If you were worried that California employers weren’t sufficiently regulated, let me calm your fears. Governor Jerry Brown has signed several new bills this month.
Nancy Yaffe already reported on the new paid sick leave requirements that go into effect on July 1, 2015.
On September 9, 2014, the governor signed AB 2053, which requires that mandatory sexual harassment training include information about bullying. More specifically, the training must “include prevention of abusive conduct as a component of the training.” The bill describes “abusive conduct” as:
conduct of an employer or employee in the workplace, with malice, that a reasonable person would find hostile, offensive, and unrelated to an employer’s legitimate business interests.
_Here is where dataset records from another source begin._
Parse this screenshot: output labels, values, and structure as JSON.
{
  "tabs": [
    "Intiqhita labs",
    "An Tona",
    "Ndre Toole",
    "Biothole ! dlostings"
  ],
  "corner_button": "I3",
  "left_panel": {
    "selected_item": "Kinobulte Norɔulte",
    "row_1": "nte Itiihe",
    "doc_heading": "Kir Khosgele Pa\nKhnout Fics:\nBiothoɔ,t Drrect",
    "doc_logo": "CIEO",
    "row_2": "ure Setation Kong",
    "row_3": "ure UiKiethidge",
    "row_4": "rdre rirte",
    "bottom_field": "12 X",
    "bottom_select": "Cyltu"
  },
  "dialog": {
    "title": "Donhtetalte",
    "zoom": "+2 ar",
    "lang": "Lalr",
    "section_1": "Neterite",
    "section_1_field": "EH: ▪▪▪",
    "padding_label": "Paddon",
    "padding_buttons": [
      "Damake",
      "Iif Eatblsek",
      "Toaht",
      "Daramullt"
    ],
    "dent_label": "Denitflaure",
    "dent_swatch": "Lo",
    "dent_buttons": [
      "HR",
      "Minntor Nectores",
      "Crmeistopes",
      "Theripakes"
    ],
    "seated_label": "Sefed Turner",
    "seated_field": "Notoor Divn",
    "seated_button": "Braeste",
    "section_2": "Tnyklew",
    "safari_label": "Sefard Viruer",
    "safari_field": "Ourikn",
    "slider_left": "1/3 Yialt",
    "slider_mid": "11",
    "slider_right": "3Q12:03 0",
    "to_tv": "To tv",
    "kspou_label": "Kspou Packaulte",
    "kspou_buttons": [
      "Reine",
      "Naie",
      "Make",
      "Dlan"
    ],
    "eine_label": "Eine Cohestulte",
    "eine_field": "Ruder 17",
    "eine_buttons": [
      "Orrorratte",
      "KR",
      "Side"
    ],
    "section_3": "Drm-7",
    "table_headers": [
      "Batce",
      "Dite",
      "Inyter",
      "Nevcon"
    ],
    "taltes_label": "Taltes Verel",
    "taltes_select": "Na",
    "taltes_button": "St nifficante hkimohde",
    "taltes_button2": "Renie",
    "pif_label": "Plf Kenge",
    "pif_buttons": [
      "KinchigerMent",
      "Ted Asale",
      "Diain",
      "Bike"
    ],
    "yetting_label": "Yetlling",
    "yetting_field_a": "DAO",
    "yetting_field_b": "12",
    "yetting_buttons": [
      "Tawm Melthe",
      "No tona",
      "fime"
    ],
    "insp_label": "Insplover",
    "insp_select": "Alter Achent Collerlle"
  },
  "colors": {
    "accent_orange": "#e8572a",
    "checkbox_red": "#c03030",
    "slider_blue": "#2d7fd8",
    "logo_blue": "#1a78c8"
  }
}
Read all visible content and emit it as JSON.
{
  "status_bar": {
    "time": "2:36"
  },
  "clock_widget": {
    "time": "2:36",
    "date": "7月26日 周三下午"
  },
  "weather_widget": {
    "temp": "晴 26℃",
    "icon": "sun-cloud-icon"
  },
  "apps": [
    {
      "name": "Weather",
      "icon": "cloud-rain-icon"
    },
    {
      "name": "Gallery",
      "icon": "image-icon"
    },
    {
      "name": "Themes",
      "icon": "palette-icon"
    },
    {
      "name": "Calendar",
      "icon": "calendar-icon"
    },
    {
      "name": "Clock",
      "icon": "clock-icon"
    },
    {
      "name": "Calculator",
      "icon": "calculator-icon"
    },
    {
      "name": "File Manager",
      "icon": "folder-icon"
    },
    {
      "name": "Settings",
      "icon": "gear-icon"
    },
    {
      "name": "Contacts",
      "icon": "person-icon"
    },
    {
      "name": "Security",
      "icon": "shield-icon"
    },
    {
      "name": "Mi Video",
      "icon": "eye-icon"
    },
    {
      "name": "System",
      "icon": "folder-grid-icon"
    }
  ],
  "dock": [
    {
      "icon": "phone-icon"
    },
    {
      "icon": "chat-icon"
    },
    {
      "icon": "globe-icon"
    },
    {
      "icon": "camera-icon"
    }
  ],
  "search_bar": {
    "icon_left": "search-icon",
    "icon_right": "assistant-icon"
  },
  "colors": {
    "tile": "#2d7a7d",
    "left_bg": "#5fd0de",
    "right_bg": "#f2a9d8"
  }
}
Abusive conduct may include repeated infliction of verbal abuse, such as the use of derogatory remarks, insults, and epithets, verbal or physical conduct that a reasonable person would find threatening, intimidating, or humiliating, or the gratuitous sabotage or undermining of a person’s work performance.
I have no objection to employers encouraging employees to behave civilly. But I worry that this is a step towards legislation allowing employees to sue if they aren’t the victim of actionable harassment, but perceive themselves as being bullied. There will always be conflicts in the workplace (and other places where humans interact) and it isn’t hard to imagine some of those involved in these conficts portraying themselves as victims of bullying, especially if there’s financial incentive to doing so.
Also on September 9, 2014, Governor Brown signed AB 1443 extending the Fair Employment and Housing Act’s protections to unpaid interns and those in apprenticeship training programs. Both AB 2053 and AB 1443 take effect on January 1, 2015. So employers should plan to update their employee manuals and harassment training before then.